Biyomimetik ve midye
Yeryuvarındaki canlılar âlemi muhteşem bir sistemi temsil eder. Canlı doğa her haliyle mükemmeldir ve bünyesinde bir sorun olduğunda o sorunu çözen de yine kendisidir.
Yaratıcı zekâya sahip insan türü de kendi yaşamını daha sağlıklı, daha güvenli ve verimli hale getirmek için doğadaki yaşam sistemlerini zamanla kendine bir model olarak benimsedi. Böylelikle yepyeni uygulamalı bir bilim dalının da temellerini attı ve onu da “Biyomimetik” olarak tanımladı. Biyomimetik, doğadaki canlıların sahip olduğu fizyolojik ve kimyasal özelliklerine bakarak ve bu özelliklerinden örnek alarak insanlığın herhangi bir sorununa çözüm üretmek veya insanlığa faydalı bir ürün elde etmek anlamına gelen bir araştırma alanıdır.
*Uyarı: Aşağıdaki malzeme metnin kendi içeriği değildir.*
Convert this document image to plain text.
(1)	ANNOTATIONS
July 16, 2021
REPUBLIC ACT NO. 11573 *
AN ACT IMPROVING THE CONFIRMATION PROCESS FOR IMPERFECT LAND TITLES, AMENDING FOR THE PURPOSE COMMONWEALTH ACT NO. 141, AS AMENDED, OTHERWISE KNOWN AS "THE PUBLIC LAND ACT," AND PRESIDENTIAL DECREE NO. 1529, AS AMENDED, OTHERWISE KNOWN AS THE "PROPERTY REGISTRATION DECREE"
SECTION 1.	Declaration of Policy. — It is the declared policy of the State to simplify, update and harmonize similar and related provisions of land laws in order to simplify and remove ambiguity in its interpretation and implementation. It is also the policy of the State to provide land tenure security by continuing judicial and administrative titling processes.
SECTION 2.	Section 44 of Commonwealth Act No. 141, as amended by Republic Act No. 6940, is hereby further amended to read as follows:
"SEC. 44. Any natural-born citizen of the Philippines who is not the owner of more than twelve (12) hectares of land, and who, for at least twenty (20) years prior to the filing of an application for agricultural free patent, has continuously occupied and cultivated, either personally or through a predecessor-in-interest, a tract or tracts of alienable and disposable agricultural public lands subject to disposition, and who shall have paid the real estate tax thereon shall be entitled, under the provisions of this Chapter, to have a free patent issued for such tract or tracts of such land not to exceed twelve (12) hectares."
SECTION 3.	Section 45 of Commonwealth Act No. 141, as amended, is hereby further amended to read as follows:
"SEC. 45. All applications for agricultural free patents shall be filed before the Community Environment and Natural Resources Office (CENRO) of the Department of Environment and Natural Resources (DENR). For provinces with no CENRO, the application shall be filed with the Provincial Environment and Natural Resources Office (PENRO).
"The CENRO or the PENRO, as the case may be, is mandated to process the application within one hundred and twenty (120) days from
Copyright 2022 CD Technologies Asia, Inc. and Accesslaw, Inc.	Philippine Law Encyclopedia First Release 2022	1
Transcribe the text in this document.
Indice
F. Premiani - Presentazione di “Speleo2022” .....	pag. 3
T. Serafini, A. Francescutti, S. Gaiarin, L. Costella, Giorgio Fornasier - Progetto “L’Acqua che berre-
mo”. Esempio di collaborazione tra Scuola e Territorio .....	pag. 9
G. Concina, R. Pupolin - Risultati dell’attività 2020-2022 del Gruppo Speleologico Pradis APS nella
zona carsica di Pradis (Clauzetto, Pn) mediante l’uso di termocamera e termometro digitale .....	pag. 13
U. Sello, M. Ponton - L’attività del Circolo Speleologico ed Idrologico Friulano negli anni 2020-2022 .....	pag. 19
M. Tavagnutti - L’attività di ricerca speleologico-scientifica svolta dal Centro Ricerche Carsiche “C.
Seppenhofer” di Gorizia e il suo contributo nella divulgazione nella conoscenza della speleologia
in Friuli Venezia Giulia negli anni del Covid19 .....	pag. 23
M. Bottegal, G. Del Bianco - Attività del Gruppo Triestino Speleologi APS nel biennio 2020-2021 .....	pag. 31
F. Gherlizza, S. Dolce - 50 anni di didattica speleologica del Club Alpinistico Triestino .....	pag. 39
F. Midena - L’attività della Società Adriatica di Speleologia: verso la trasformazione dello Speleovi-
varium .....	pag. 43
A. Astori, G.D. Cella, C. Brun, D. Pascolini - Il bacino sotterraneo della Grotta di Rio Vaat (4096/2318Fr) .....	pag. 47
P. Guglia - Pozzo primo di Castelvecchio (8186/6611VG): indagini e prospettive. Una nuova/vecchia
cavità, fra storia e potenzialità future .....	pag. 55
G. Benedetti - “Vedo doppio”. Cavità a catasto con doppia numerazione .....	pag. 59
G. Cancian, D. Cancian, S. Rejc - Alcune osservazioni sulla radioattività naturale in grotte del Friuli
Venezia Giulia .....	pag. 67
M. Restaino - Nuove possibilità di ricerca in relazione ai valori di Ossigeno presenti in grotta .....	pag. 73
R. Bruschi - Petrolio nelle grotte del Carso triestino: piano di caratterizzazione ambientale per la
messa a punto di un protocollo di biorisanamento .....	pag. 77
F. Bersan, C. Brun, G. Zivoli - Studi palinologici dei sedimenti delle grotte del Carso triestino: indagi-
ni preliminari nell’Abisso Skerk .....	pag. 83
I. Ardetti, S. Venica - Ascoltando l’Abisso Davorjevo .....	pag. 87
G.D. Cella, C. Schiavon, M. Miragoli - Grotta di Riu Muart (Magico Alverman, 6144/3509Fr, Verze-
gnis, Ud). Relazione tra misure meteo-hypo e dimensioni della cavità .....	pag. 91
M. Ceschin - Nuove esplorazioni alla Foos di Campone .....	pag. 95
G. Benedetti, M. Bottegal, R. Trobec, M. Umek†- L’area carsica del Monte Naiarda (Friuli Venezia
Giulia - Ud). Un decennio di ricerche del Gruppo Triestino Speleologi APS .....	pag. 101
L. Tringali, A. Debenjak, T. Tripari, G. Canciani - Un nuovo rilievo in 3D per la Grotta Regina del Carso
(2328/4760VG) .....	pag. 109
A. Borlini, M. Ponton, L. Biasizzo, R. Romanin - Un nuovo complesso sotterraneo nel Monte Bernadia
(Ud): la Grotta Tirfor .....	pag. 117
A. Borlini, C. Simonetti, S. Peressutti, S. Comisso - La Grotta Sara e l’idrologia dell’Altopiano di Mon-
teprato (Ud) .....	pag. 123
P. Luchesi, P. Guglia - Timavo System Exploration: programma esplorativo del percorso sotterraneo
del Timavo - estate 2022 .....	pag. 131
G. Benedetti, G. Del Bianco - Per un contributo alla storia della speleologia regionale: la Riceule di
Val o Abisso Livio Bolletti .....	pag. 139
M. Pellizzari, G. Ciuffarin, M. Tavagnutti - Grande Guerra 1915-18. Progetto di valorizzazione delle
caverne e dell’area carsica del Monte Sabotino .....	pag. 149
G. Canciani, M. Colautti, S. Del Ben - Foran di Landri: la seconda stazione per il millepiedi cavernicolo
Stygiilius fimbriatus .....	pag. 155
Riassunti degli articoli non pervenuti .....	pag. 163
Kelime anlamı itibariyle Yunanca “bios” ve “mimesis”, yani canlıları taklit etmek demektir.
Özetle; Biyomimetik doğada bulunan sistemleri taklit ederek yaptıkları maddelerin, aletlerin, mekanizma ve sistemlerin tümünü ifade eden terimdir(11).
Biyomimetik alanında yapılan çalışmalar binlerle ifade edilebilir. Biyomimetik biliminden ilham alan teknolojilere sembolik olarak yusufçuk ve helikopter, şahin ve “uçan kanat” uçak türü, fil hortumu ve otomasyon örnek olarak verilebilir (Şekil 23a,b,c). Burada biyomimetik ile ilgili olarak midyeden esinlenen ilginç bir çalışmaya değinilecektir.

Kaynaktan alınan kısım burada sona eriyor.